Отец Алексей опустился на колени, держа в одной руке крест, в другой – чашу. Государь посмотрел на него с недоумением.
– Что еще? Что такое? Встаньте же, встаньте! Разве можно на коленях с чашею?..
Коленопреклонение перед ним священников всегда казалось ему кощунственным. Сколько раз приказывал, чтоб этого не было, – и вот опять, в такую минуту.
– Вы уврачевали душу, государь; от лица всей церкви и всего народа молю вас: уврачуйте же и тело, – говорил о. Алексей, видимо, слова заученные.
– Встаньте, встаньте, – повторял государь с отвращением.
Но отец Алексей не вставал.
– Не отказывайтесь от помощи медиков, ваше величество, извольте пиявки…
– Не надо, не надо, оставьте! – начал государь и не кончил, махнул рукою с бесконечною скукою: – ну хорошо, делайте, что знаете…

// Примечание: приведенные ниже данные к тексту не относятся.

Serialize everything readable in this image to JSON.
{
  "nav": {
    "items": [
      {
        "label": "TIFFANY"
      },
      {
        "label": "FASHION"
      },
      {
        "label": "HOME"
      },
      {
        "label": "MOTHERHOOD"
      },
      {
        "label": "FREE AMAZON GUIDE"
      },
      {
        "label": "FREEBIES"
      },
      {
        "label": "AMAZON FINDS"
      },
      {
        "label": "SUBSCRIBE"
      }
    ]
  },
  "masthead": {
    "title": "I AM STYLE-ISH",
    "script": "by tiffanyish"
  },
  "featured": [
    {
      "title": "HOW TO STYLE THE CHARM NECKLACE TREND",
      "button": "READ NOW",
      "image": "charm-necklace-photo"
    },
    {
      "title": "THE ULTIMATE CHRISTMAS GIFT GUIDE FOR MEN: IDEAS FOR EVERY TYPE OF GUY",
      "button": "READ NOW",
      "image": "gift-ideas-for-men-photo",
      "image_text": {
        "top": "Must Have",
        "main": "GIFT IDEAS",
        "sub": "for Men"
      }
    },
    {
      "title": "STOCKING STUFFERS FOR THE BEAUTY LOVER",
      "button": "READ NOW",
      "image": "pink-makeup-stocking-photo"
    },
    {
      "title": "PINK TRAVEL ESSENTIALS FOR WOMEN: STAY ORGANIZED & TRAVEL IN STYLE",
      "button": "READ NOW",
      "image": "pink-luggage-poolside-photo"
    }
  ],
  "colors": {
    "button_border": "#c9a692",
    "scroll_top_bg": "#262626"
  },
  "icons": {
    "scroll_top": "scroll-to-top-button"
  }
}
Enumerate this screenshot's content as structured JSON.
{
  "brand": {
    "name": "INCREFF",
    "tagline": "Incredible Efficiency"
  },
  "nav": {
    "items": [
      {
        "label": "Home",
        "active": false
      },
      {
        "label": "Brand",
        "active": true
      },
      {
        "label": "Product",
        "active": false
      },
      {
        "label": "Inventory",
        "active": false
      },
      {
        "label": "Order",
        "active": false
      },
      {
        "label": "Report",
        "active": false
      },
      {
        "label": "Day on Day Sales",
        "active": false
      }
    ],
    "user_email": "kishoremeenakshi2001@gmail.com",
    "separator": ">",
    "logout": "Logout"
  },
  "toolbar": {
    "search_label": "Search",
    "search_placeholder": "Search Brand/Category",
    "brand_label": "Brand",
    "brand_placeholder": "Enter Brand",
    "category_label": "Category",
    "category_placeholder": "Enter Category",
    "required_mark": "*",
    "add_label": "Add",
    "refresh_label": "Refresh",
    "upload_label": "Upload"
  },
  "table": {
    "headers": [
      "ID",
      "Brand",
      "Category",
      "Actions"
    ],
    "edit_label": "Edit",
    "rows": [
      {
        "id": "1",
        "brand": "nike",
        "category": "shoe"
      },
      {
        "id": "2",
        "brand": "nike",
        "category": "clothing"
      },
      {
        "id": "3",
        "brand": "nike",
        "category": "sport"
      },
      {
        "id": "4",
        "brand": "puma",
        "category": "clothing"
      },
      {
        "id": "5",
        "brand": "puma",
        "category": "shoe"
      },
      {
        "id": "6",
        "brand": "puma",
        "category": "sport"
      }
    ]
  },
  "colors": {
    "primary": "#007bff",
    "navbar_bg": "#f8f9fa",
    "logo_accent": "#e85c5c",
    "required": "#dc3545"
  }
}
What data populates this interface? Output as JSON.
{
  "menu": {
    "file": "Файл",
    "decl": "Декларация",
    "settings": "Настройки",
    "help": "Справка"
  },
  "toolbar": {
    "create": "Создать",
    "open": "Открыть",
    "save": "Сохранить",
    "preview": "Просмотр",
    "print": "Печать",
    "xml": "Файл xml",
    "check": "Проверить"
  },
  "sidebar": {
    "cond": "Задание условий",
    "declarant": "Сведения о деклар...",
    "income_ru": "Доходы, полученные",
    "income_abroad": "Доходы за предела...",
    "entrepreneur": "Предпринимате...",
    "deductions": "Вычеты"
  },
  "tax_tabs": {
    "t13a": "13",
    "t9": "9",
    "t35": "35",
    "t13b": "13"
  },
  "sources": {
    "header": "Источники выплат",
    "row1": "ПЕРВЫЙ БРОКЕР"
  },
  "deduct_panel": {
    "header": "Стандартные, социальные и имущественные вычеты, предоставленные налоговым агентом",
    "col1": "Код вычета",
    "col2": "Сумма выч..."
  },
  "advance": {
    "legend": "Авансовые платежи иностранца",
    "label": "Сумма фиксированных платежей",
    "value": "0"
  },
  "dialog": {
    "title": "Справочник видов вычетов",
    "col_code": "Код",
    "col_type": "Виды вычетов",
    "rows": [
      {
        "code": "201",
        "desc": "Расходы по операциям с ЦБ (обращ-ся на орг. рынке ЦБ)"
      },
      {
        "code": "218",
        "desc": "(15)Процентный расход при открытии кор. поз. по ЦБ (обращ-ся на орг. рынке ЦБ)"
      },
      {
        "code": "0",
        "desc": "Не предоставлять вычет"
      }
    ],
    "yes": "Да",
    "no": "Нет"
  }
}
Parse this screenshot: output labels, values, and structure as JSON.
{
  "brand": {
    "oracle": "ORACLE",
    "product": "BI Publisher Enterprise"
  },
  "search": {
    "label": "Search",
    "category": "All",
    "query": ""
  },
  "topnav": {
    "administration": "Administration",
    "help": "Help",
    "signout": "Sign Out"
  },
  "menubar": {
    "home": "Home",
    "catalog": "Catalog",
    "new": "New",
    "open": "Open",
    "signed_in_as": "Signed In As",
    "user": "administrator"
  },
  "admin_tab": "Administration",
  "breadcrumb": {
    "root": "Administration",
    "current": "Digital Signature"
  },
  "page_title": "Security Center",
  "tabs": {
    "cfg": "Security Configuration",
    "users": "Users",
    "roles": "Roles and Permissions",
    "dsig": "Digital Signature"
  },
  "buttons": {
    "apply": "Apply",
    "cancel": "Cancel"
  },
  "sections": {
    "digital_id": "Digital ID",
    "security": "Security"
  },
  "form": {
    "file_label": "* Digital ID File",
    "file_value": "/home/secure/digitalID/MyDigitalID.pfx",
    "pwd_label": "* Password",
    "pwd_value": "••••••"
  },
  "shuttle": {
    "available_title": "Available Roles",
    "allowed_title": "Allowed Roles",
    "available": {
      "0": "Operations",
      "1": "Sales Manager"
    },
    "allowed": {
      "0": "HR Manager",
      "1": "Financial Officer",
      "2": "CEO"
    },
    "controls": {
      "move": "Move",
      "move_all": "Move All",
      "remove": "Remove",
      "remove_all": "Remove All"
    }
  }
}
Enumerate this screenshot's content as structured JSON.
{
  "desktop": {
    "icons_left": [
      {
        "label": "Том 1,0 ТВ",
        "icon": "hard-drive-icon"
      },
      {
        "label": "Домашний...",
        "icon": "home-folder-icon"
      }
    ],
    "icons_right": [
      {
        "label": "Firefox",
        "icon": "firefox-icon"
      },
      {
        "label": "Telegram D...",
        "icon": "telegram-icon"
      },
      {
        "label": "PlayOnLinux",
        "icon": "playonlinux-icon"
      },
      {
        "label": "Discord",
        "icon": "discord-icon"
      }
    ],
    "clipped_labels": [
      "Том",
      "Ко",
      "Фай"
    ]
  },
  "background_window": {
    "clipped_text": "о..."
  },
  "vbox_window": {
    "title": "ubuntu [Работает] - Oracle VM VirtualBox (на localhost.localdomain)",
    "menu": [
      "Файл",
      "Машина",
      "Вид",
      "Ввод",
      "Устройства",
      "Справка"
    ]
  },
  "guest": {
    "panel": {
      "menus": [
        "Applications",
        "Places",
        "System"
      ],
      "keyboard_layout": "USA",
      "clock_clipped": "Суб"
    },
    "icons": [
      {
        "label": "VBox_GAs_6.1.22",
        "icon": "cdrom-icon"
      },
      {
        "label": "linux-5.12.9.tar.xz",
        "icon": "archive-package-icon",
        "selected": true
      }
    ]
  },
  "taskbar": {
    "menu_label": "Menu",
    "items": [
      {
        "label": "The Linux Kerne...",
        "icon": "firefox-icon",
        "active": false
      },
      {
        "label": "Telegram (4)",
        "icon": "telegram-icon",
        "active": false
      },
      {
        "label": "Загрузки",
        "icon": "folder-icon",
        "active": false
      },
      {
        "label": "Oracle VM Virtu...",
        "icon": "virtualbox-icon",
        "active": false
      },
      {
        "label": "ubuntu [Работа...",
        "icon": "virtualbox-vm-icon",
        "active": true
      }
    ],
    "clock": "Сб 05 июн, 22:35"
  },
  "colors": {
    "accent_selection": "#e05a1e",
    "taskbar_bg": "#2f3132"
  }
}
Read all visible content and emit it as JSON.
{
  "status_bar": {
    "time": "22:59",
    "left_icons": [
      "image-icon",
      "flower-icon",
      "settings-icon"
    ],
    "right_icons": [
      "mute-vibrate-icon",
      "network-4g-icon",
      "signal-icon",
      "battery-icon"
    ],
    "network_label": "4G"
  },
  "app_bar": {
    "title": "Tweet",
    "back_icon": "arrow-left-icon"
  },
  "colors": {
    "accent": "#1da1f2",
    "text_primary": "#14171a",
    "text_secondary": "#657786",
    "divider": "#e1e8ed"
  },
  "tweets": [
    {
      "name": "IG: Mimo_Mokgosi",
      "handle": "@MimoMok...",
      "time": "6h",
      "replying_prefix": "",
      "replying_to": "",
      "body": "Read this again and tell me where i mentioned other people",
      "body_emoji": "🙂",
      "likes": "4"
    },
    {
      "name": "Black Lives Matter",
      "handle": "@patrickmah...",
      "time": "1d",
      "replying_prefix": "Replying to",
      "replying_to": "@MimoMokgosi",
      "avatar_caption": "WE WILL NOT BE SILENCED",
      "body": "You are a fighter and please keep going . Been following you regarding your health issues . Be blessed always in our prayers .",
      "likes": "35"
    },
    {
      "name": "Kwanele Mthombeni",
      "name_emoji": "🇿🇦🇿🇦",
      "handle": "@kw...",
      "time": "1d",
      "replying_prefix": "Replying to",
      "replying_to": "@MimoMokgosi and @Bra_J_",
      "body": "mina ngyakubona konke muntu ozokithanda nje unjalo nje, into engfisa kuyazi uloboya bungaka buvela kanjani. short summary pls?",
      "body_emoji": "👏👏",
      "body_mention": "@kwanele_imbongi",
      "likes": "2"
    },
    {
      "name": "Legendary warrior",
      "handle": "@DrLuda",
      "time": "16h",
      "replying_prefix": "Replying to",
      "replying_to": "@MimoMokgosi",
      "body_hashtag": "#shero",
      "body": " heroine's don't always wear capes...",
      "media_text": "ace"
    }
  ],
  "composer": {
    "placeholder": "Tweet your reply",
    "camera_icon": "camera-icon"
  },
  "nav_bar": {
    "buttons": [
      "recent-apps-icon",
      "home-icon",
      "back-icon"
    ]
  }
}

Духовник отошел, и врачи приступили. Поставили 35 пиявок к затылку и за уши; к рукам и к бедрам – горчичники; холодные примочки на голову; поставили также клистир и начали давать лекарства внутрь. Возились часа два. Он уже ничему не противился. Когда кончили, так ослабел, что впал в забытье, похожее на обморок.
Поздно ночью дежурный лекарь Тарасов вышел посоветоваться о чем-то с Виллие; в комнате больного никого не было, кроме Анисимова. Государь очнулся и велел Егорычу снять горчичники.
– Доктора не велят, ваше величество! Потерпите…
– Сам потерпи! – крикнул государь и начал срывать горчичники.
Егорыч помог ему; он опять забылся; потом вдруг открыл глаза и заговорил изменившимся голосом:
– Егорыч, а Егорыч, где же он?
– Кого изволите, ваше величество?
– Кузьмич, Федор Кузьмич, будто не знаешь? – шептал государь быстрым, слабым шепотом: – На базаре тут старичок один, странничек; по большим дорогам ходит, на построение церквей собирает, – Федор Кузьмич… Сходи, узнай. Да поскорей, поскорей, а то поздно будет. Поговорить с ним надо, Егорыч, голубчик, ради Бога! Только чтоб никто не знал, слышишь? Сохрани Боже, Дибич узнает – плетьми запорет, скажет: бродяга беспаспортный…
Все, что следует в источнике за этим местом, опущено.